[tei-council] xml-colon-thing

Thu Nov 11 18:45:28 EST 2004

> The Character set workgroup has proposed and the Council has (I
> think) accepted that the global lang attribute should be replaced
> by a global xml:lang attribute;

I don't believe Council has approved this; at least, the minutes
don't reflect any such decision.

> ... the Standoff WG has proposed and the Council is (I think)
> still ruminating about the notion that the global "id" attribute
> should be replaced by a global xml:id attribute.

Council explicitly approved replacing id= with xml:id= at the 2004-05
meeting in Ghent.

> I am proposing to add xml:lang as an *alternative* to lang in the
> definition for tei.global.attributes rather than as a replacement
> for it. (And similarly xml:lang).

This seems like it could be quite problematic for anyone trying to
write software that could do something intelligent with unmodified
TEI P5 files. With this proposal authors of such software would need
to be able to process 
* ID/IDREF using id=, and
* XPointers using xml:id=, and
* lang= pointing to <lang> via ID/IDREF, and
* xml:lang= being an RFC 3066 (or successor) language tag &
  potentially pointing to <lang> via ident=
Seems a bit scary. In addition, if I use one methodology and you use
the other, we've got yet another barrier to interchange.

> I think it is a good idea to hedge our bets about the take up of
> W3C recommendations in this way,

I'm not entirely sure why. It's not as if there are dozens of
processing systems out there that can do the right thing with lang=,
but won't be able to handle xml:lang=. Same for id=, really, with the
obvious exception of validators.

We didn't hedge any bets about the take up of RelaxNG, and it doesn't
have a multinational cartel -- I mean consortium -- of software
companies backing it.

Of course, if it's IP issues you're concerned with ... sigh.

> and it will definitely make the job of moving legacy data to P5 a
> whole lot easier.

My first reaction was "no it won't", but that's not true. It could,
at least for the case of xml:lang=.

For xml:id=, I can't imagine that there won't be software to perform
instance conversion. Heck, if your project has constrained its data
such that an equals sign ("=") is not permitted except when used as a
VI, the IDREF -> XPointer conversion can be done with a one-line Perl
script[1]. (IDREFS is a little harder.) Even for those projects that
do use "=" in places other than as a VI (i.e., in content, attribute
values, comments, PIs, and CDATA marked sections), it can't be that
difficult an XSLT stylesheet, can it? Perhaps my low level of mastery
of XSLT is shining through here, but especially in XSLT2 such a thing
should be reasonably easy, no?

However, if this "choice of lang= or xml:lang= but not both" proposal
is not adopted, then those converting legacy data will have to go
about creating a look-up table that will convert their local lang=
values (which are by definition arbitrary IDREFs) into xml:lang=
values (which will be by definition RFC 3066 or its successor
language tags). While many many projects will be able to create a
single table capable of being used for all their P4 files, it is
conceivable that a different look-up table would need to be created
for each instance to be converted. Could be a pain.
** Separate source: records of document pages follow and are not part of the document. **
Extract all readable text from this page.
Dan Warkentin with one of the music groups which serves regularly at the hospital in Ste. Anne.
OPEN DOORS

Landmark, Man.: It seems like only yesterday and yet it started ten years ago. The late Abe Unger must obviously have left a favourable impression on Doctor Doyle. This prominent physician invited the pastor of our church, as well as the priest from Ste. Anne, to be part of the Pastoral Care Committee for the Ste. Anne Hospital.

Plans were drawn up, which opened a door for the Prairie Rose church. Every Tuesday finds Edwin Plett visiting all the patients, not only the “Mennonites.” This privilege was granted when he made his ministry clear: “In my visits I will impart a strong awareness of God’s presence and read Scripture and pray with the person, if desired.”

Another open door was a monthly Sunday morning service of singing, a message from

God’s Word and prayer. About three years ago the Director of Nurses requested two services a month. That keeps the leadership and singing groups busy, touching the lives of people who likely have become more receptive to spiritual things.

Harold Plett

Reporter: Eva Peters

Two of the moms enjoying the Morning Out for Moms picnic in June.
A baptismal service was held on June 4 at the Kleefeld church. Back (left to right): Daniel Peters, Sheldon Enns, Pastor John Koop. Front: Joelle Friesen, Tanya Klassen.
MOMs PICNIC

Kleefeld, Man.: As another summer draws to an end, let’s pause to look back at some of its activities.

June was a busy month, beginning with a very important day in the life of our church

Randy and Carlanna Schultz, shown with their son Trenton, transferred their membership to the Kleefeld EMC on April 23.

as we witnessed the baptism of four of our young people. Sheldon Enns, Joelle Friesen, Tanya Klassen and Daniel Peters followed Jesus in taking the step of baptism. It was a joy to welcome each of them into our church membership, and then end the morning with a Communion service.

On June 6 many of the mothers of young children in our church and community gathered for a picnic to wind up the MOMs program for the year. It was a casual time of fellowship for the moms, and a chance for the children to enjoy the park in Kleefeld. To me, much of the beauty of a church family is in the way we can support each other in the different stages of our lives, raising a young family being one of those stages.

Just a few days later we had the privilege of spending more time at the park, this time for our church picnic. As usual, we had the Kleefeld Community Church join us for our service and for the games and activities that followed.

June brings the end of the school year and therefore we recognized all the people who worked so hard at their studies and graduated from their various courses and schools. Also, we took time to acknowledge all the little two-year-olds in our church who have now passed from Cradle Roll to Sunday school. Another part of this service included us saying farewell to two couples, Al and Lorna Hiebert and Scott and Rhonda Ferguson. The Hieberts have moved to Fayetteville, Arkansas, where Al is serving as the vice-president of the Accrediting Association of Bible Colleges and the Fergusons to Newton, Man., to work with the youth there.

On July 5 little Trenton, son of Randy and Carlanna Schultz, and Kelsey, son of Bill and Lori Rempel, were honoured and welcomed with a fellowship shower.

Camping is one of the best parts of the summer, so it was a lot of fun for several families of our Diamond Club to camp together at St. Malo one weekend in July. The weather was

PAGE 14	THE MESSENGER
Of course, many projects actually deliberately choose to use RFC 3066
language tags as the value of id= of <language> (and thus of lang=)
already, and thus wouldn't have to do anything special.

<aside>I just checked the WWP text-base, and of the over 850 valid
occurrences of id= of <language>[2], it seems at first glance as
though only 3 are not already valid RFC 3066 language tags. They are
"British", "German", and "zzx", which is our local code for "I don't
know".</aside>

The main problem I foresee pertains to people who have stretched the
meaning of "language" a wee bit, and have things like
  <eg lang="xml">
and
  <formula lang="TeX">
in their files.

> Not least for us!

Who's us? While the TEI-C certainly has lots of data lying around in
P4 format, is there a strong reason to migrate it all to P5? It
appears we have a history of leaving things in older formats -- there
are still files on the website in Waterloo GML and LaTeX. (Although
to somebody's credit (probably Lou's), plain-text equivalents are
usually provided as well.)

Notes
-----
[1] s{(code
      |copyOf
      |depPtr
      |end
      |follow
      |from
      |grpPtr
      |hand
      |lang
      |location
      |mergedin
      |new
      |next
      |old
      |origin
      |parent
      |prev
      |render
      |resp
      |sameAs
      |scheme
      |script
      |since
      |start
      |target
      |to
      |value
      |who)=(["'])([^'" \t\n\r\f]+['"])}
     {\1=\2#\3}xg;
[2] Embarrassingly there were a few *invalid* specifications, which I
    should probably go fix shortly. Sigh.